QUESTION: Plus de 250 détenus en France attendent d'être jugés pour des délits ou crimes liés au terrorisme. La justice peut-elle faire face?

REPONSE: "Dans l'état de notre procédure et de nos moyens, nous ne pouvons pas absorber cette masse d'affaires nouvelles. Je crains l'engorgement de la cour d'assises de Paris comme celui des juridictions correctionnelles.

Les citoyens français sont dans une demande légitime de répression à l'égard d'hommes et femmes qui ont démontré leur dangerosité et revendiquent leur haine de la France. Il faudra en 2017 créer au moins deux nouvelles formations de cour d'assises et ajuster les effectifs.

Je pense et j'espère que des effectifs supplémentaires en magistrats et en greffiers nous seront donnés, mais peut-être en corrélation pouvons-nous voir comment simplifier la procédure."

Q: A quelles simplifications pensez-vous?

R: "Certainement pas la restauration de la cour de sûreté de l'Etat, qui fut une parodie de justice. Nous ne voulons pas de justice expéditive, mais il faut chercher des moyens d'accélérer le processus judiciaire sans perdre le génie et l'âme de notre procédure pénale.

La cour d'assises qui juge les affaires de terrorisme et celles de la criminalité organisée est composée à l'heure actuelle de sept magistrats professionnels, on pourrait envisager de réduire leur nombre à cinq sans nuire à la qualité de la justice.

On peut aussi se poser la question de l'oralité des débats. Dans la procédure d'assises de droit commun comparaissent devant la cour (composée majoritairement de jurés populaires, ndlr) les enquêteurs, tous les témoins, les experts: psychologues, psychiatres, balistique… C'est une nécessité pour les jurés qui n'ont pas accès au dossier. Mais cette exigence d'oralité est peut-être moins impérieuse pour des magistrats professionnels."

Q: Avec le procureur de Paris François Molins, vous entendez renvoyer aux assises des jihadistes présumés qui jusqu'ici passaient au tribunal correctionnel, en particulier celles et ceux partis rejoindre le groupe Etat islamique après janvier 2015. Pourquoi?

R: "Pour les associations de malfaiteurs en relation avec une entreprise terroriste commises par des individus qui s'organisent en filières sur le territoire national sans passage à l'acte, les tribunaux correctionnels prononcent déjà des peines généralement comprises entre quatre et neuf ans d’emprisonnement.

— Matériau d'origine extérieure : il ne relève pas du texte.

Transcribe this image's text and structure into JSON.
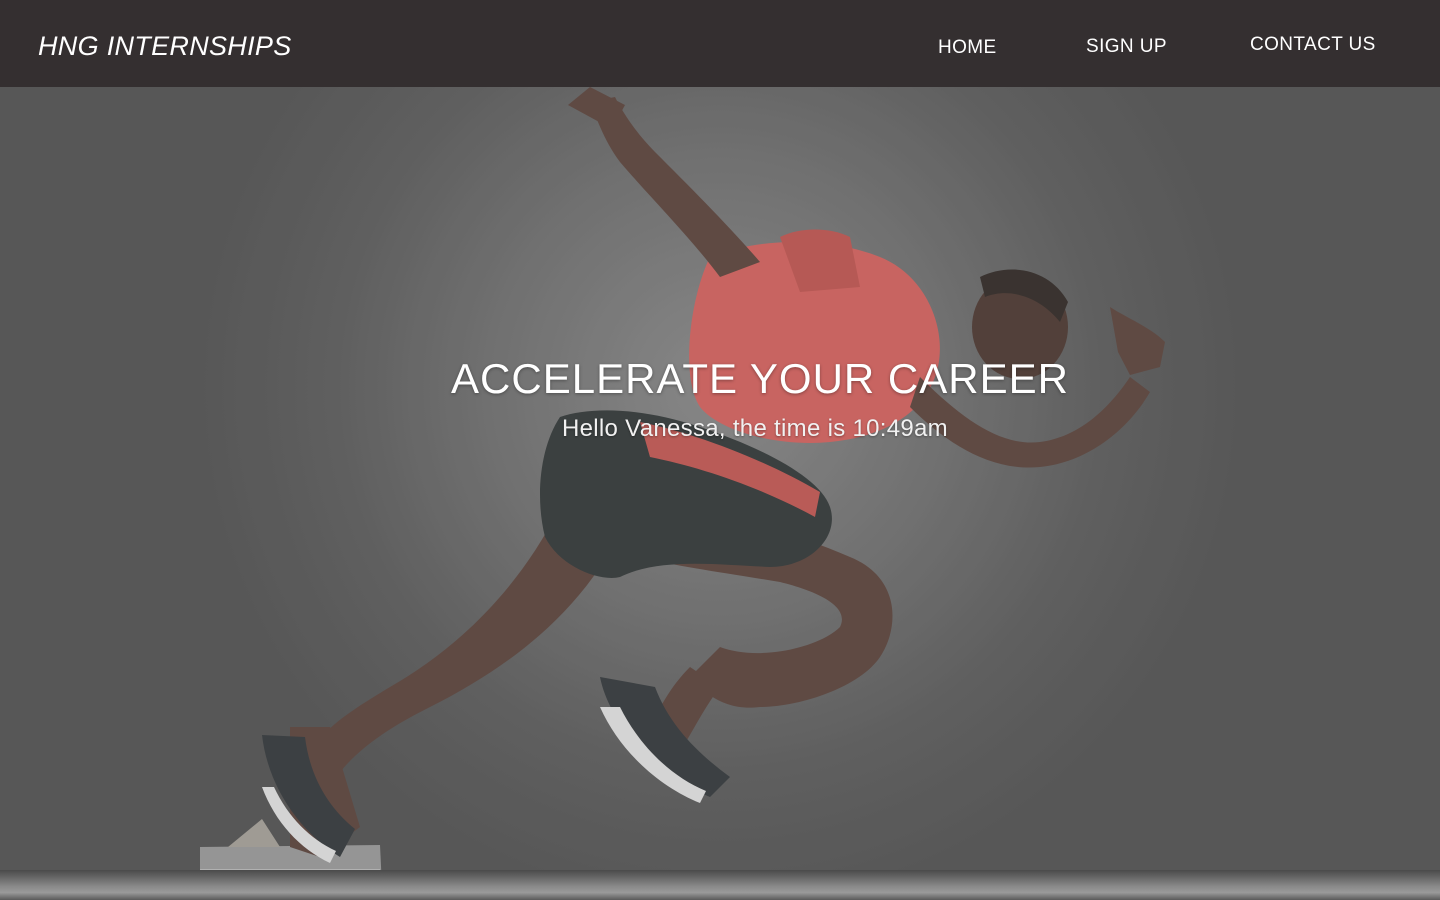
{
  "header": {
    "brand": "HNG INTERNSHIPS",
    "nav": {
      "home": "HOME",
      "sign_up": "SIGN UP",
      "contact_us": "CONTACT US"
    }
  },
  "hero": {
    "title": "ACCELERATE YOUR CAREER",
    "greeting": "Hello Vanessa, the time is 10:49am",
    "background_image": "sprinter-starting-from-blocks"
  },
  "colors": {
    "header_bg": "#342f30",
    "text": "#ffffff",
    "shirt": "#d9605c",
    "shorts": "#2e3434"
  }
}
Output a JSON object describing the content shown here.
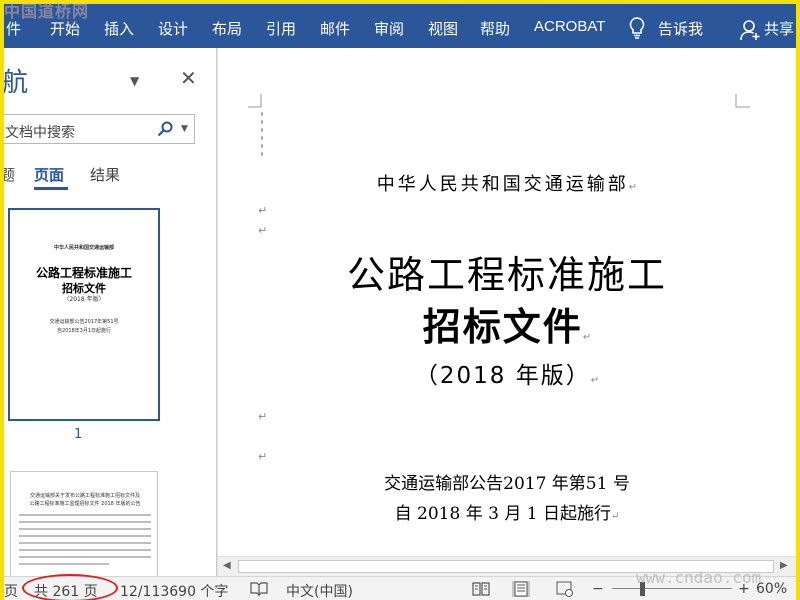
{
  "ribbon": {
    "tabs": [
      "件",
      "开始",
      "插入",
      "设计",
      "布局",
      "引用",
      "邮件",
      "审阅",
      "视图",
      "帮助",
      "ACROBAT"
    ],
    "tell_me": "告诉我",
    "share": "共享"
  },
  "watermark_top": "中国道桥网",
  "watermark_bottom": "www.cndao.com",
  "nav": {
    "title": "航",
    "search_placeholder": "文档中搜索",
    "tabs": [
      "题",
      "页面",
      "结果"
    ],
    "active_tab": "页面",
    "thumbnail_page1": {
      "line1": "中华人民共和国交通运输部",
      "line2": "公路工程标准施工",
      "line3": "招标文件",
      "line4": "（2018 年版）",
      "line5": "交通运输部公告2017年第51号",
      "line6": "自2018年3月1日起施行",
      "page_number": "1"
    },
    "thumbnail_page2": {
      "heading1": "交通运输部关于发布公路工程标准施工招标文件及",
      "heading2": "公路工程标准施工监理招标文件 2018 年版的公告"
    }
  },
  "document": {
    "organization": "中华人民共和国交通运输部",
    "title_line1": "公路工程标准施工",
    "title_line2": "招标文件",
    "edition": "（2018 年版）",
    "notice": "交通运输部公告2017 年第51 号",
    "effective": "自 2018 年 3 月 1 日起施行",
    "paragraph_mark": "↵"
  },
  "status": {
    "page_label": "页",
    "total_pages": "共 261 页",
    "word_count": "12/113690 个字",
    "language": "中文(中国)",
    "zoom": "60%",
    "zoom_minus": "−",
    "zoom_plus": "+"
  },
  "colors": {
    "ribbon": "#2b579a",
    "frame": "#f5e000",
    "highlight_oval": "#e02020"
  }
}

Pour juger ceux qui sont partis sur les zones de combat dont il est démontré qu'ils ont participé aux entraînements et aux exactions, la répression se doit d'être plus importante. Ces individus savent très bien qu'ils rejoignent une organisation criminelle, qui revendique l’élimination par tous moyens et en tous lieux de ceux qu’ils considèrent comme des mécréants.

J'ai proposé qu'en matière de délit, la répression passe de dix ans à quinze ans d'emprisonnement pour différencier les velléitaires de ceux qui ont fait la démarche de partir ou de ceux qui préparent une action violente sur le territoire national. Mais les pouvoirs publics n'ont pas voulu bouleverser l'échelle des peines.

Il a donc été décidé de recourir à la qualification criminelle retenue dès l'origine à l'encontre des associations de malfaiteurs à caractère terroriste les plus graves et les plus dangereuses, afin que leurs auteurs encourent des peines supérieures à dix ans."

Q: Cette stratégie passe par la jurisprudence...

R: "Nous avons formé un pourvoi en cassation concernant deux individus partis en Syrie, ayant participé aux entraînements et aux combats, l'un d'eux s'étant fait photographier avec la tête coupée d'un otage, afin que cette affaire reçoive une qualification criminelle et qu'elle soit ainsi jugée par la cour d'assises spécialement composée de Paris. Dans un arrêt du 12 juillet 2016, la Cour de cassation a suivi notre analyse juridique.

Je suis attentive à consolider la jurisprudence en matière d'association de malfaiteurs terroriste. Nous avons formé deux pourvois en cassation, dont l'un dans l'affaire Merah. Ce recours sera prochainement examiné."